À Halifax : « Le plaignant a affirmé au deuxième agent qu’il était obligé d’offrir le service dans les deux langues officielles. L’agent aurait répondu que ce n’était pas le cas et aurait continué à communiquer en anglais seulement. Selon le plaignant, les agents se sont moqués du plaignant lorsqu’ils avaient le dos tourné. »
À Montréal aussi, un agent de sécurité s’est adressé uniquement
Le gouvernement fédéral est lui-même un bien mauvais élève.
en anglais à un passager, qui a porté plainte.
MAUVAIS ÉLÈVE
Rappelons que l’administration canadienne de la sûreté du transport aérien (ACSTA) est une société de la Couronne fédérale, comme Postes Canada, par exemple.

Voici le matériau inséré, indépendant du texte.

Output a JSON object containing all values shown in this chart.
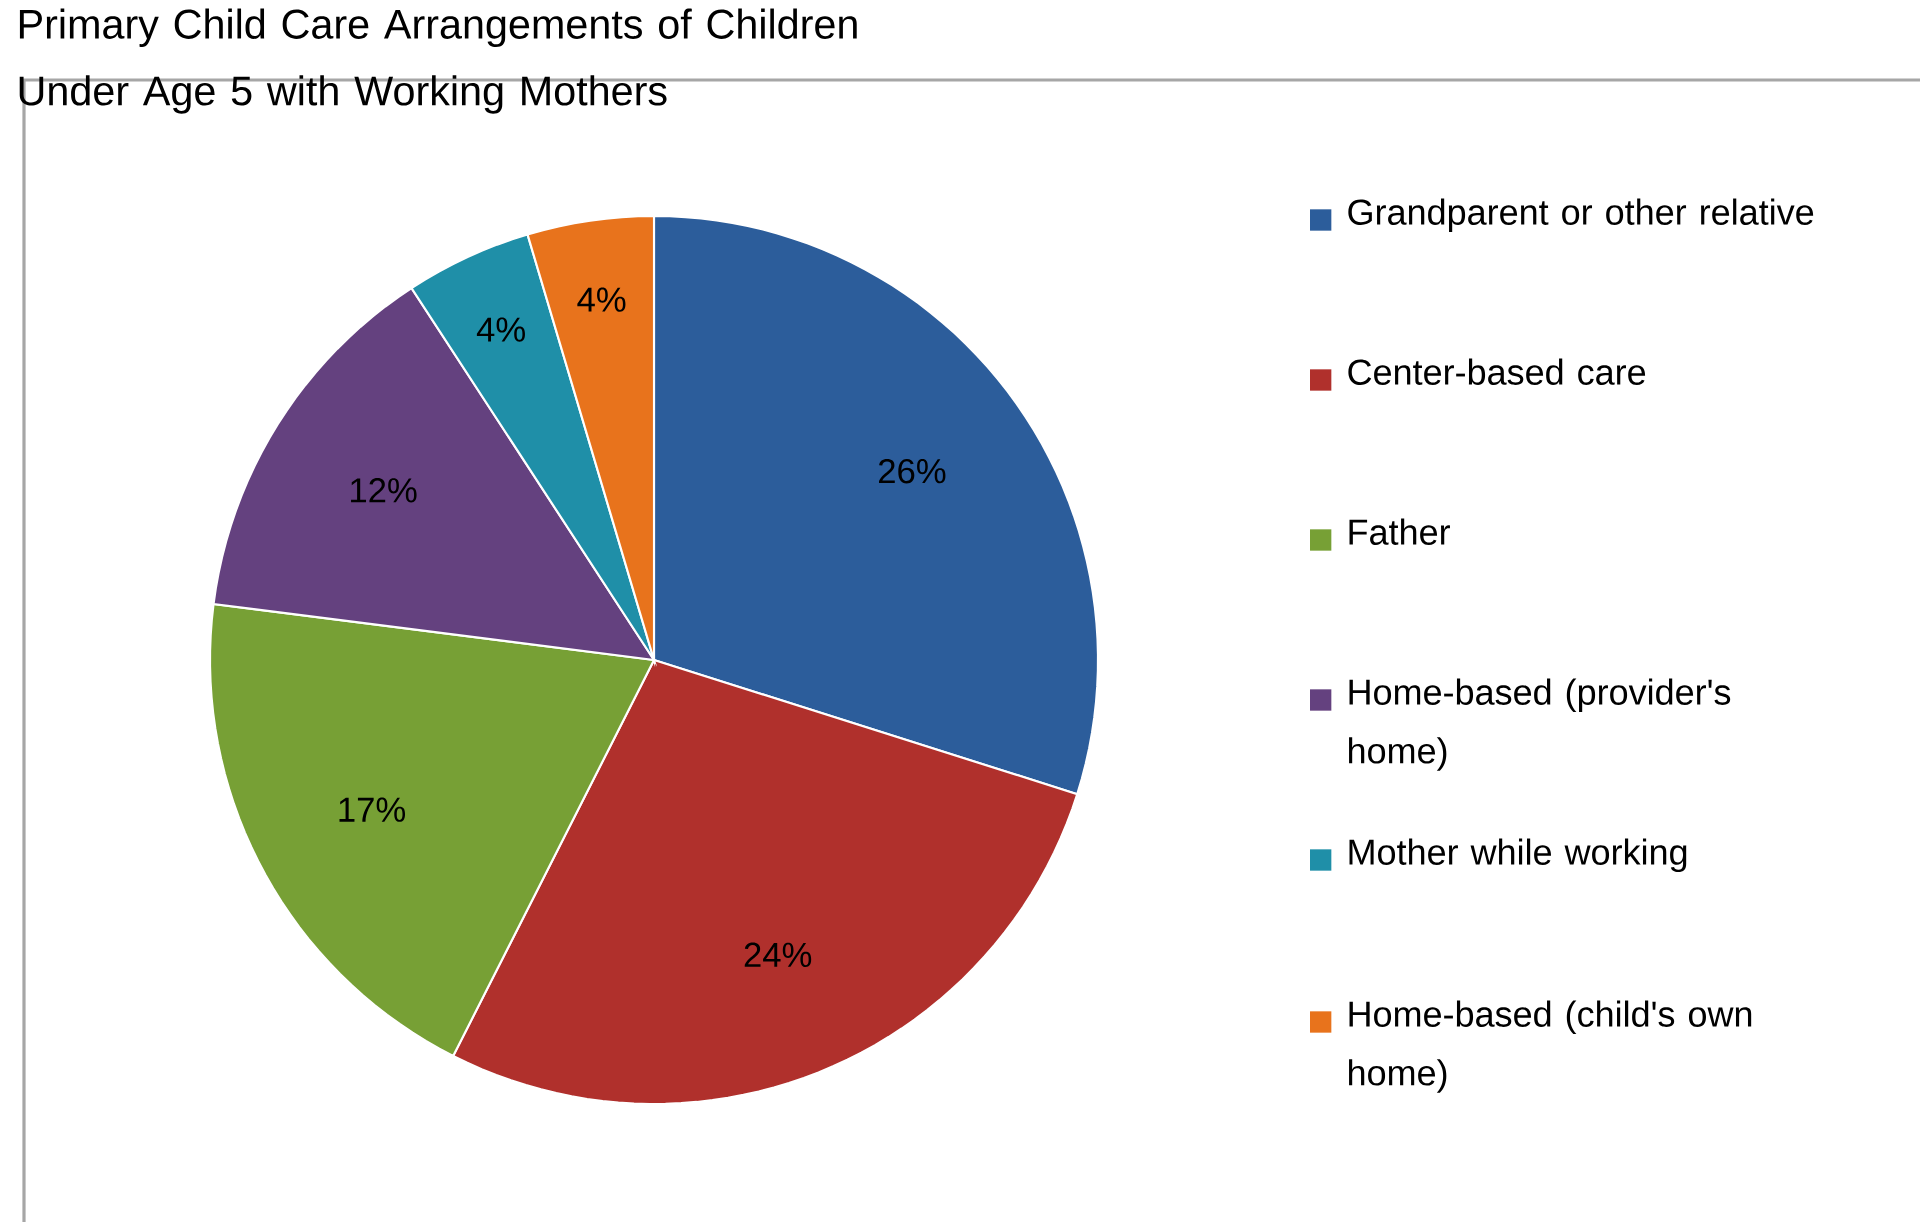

Les députés du gouvernement Trudeau ont été vites sur la gâchette pour déplorer les propos du PDG d’air Canada.
« Inacceptable », a tranché hier Justin Trudeau.
C’est bien beau, mais le gouvernement fédéral est lui-même un bien mauvais élève.
On déchire sa chemise, mais pendant ce temps, des voyageurs francophones se butent trop souvent à un mur d’indifférence.
Immigration Canada recrute des agents unilingues anglophones pour des postes à Montréal, comme l’a rapporté Radio-canada cette semaine.
Le français continue d’être marginalisé dans la fonction publique fédérale, où près de 50 % de ses fonctionnaires francophones se sentent mal à l’aise d’utiliser leur langue au travail.
On attend toujours la réforme de la Loi sur les langues officielles, qui est passée à la trappe à la faveur d’élections fédérales anticipées.
Le lieutenant du Québec, Pablo Rodriguez, et le premier ministre Trudeau lui-même peuvent bien s’indigner des propos de Michael Rousseau. Leur gouvernement traîne un paquet de casseroles.
TALK IS CHEAP
Pour toutes les plaintes officielles déposées, il y a sans doute des milliers d’incidents qui sont passés sous silence.
Entre le cynisme (ou la lucidité) de ceux qui voient un pays qui se complaît dans un bilinguisme de façade, le réflexe du minoritaire qui ne veut pas déranger, par manque d’intérêt ou de temps, on hausse les épaules et on poursuit sa route.
Une posture difficilement condamnable. L’administration canadienne de la sûreté du transport aérien, Air Canada et d’autres nobles institutions canadiennes théoriquement bilingues sont abonnées depuis des années au commissaire aux langues officielles, pour qui le français au fédéral est un problème « systémique ».
L’affaire Michael Rousseau nous rappelle que nous n’en sommes plus à l’étape des petits pas.
Doit-il payer de son poste pour son insolence ? Doit-il servir d’exemple ?
Au-delà de l’indignation, que va faire le gouvernement Trudeau ?
Va-t-il passer de la parole aux actes ? Parce que, voyez-vous, talk is cheap.